AFRICANGLOBE – Though oil and business have started to flow again, the Libyan revolution has left unfinished business in the region.

As a majority of Libyans celebrated the second anniversary of the uprising in Benghazi that overthrew Muammar Gaddafi, neighbours and allies were reflecting on how the revolution had impacted the wider region.

Much of the focus is concentrated on the politics of Libya’s heavily populated north and the centres of its vital oil and gas industry.

But analysis of Libya’s revolution and its aftermath is just as pertinent in the sparsely populated south, where terrorist gangs and discontented communities are vying for influence and scarce resources.

Nowhere is the impact of political change up north more apparent than in Mali, where the flow of weapons out of Libya made a major contribution to the victories of the Al Qaeda in the Islamic Maghreb (AQIM), Ansar Dine and Mouvement pour l’Unicité et le Jihad en Afrique de l’Ouest alliance.
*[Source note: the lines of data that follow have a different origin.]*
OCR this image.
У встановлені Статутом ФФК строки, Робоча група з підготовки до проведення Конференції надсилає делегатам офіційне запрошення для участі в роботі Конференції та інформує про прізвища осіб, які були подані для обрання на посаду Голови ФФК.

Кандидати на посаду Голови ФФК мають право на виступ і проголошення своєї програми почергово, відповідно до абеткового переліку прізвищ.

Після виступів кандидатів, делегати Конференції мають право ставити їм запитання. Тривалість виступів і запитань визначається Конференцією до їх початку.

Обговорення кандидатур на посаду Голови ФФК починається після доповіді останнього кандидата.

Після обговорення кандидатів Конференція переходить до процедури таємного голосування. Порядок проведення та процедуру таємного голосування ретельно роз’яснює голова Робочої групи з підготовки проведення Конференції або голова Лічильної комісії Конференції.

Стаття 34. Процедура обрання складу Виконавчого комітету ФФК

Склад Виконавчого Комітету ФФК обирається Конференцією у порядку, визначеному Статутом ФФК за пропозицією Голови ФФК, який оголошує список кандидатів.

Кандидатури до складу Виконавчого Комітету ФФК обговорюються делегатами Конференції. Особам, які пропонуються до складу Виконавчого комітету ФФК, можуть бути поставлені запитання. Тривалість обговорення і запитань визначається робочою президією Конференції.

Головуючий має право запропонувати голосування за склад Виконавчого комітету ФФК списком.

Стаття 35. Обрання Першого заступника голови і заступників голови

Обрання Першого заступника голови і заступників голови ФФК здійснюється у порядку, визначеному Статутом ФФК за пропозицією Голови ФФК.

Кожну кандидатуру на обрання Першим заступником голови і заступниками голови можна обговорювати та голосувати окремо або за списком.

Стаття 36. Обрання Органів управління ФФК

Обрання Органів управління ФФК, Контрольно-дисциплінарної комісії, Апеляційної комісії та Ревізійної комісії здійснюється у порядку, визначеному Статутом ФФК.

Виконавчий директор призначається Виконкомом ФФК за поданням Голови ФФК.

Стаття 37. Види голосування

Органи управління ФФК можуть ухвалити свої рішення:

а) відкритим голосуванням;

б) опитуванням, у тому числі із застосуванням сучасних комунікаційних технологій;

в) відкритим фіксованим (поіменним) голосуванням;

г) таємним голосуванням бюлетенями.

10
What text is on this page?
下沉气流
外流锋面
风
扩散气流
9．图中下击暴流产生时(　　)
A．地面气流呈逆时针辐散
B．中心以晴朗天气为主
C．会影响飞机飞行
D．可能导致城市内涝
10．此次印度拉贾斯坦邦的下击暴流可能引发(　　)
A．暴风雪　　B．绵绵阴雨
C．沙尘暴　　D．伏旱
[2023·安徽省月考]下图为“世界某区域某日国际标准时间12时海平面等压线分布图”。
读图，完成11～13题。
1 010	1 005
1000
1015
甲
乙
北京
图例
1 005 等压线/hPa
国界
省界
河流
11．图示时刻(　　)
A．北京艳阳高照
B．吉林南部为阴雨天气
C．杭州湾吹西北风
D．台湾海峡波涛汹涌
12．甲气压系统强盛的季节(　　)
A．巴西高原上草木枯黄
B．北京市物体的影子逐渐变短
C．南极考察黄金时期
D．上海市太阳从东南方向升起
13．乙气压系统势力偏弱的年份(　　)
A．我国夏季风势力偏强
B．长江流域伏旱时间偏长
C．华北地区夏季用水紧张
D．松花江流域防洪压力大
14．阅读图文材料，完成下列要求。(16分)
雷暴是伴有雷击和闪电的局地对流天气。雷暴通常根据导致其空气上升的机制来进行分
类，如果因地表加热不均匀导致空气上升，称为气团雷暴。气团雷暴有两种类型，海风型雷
Neither is it just illicit arms flows that have emerged out of revolutionary Libya: Gaddafi’s self-promotion as master and saviour of his so-called Jamahiriya’s southern deserts created a volatile dynamic – sometimes sowing conflict, with groups like the Toubou and Tuareg clans, while at others distributing jobs and other largesse.

Libya has enjoyed positive developments in the past two years: it has held together as a unified country and its government was appointed following surprisingly successful elections; and oil production is resuming and entrepreneurs are trying to make businesses work.

But security remains a major issue, with militias failing to integrate into an effective national security structure and, in some cases, involved in damaging conflicts, as with the stand-off that in early March cut off the strategically important supply of gas to Europe from Mellitah.

Areas of the Libyan south are also volatile, including persistent tensions in Ghadames and the wider area between local Tuareg and Ghadamsi (Arab/Berber) populations.

Since the Amenas attack in Algeria in January, Algeria’s military and security leadership has redoubled efforts to reinforce borders.

Pointing to the perceived danger, Tunisia’s most celebrated soldier, General Rachid Ammar, postponed his scheduled retirement as chief of staff.

Neither are other neighbours happy. Qatar has been embarrassed by the extent to which arms it funded have found their way to Arab terrorist in the desert – the reason why Washington was so loath to sanction it supplying arms to Syrian rebels.

Spillover from the Libyan revolution needs to be understood if stability is to be restored to Mali and the wider Sahara-Sahel region.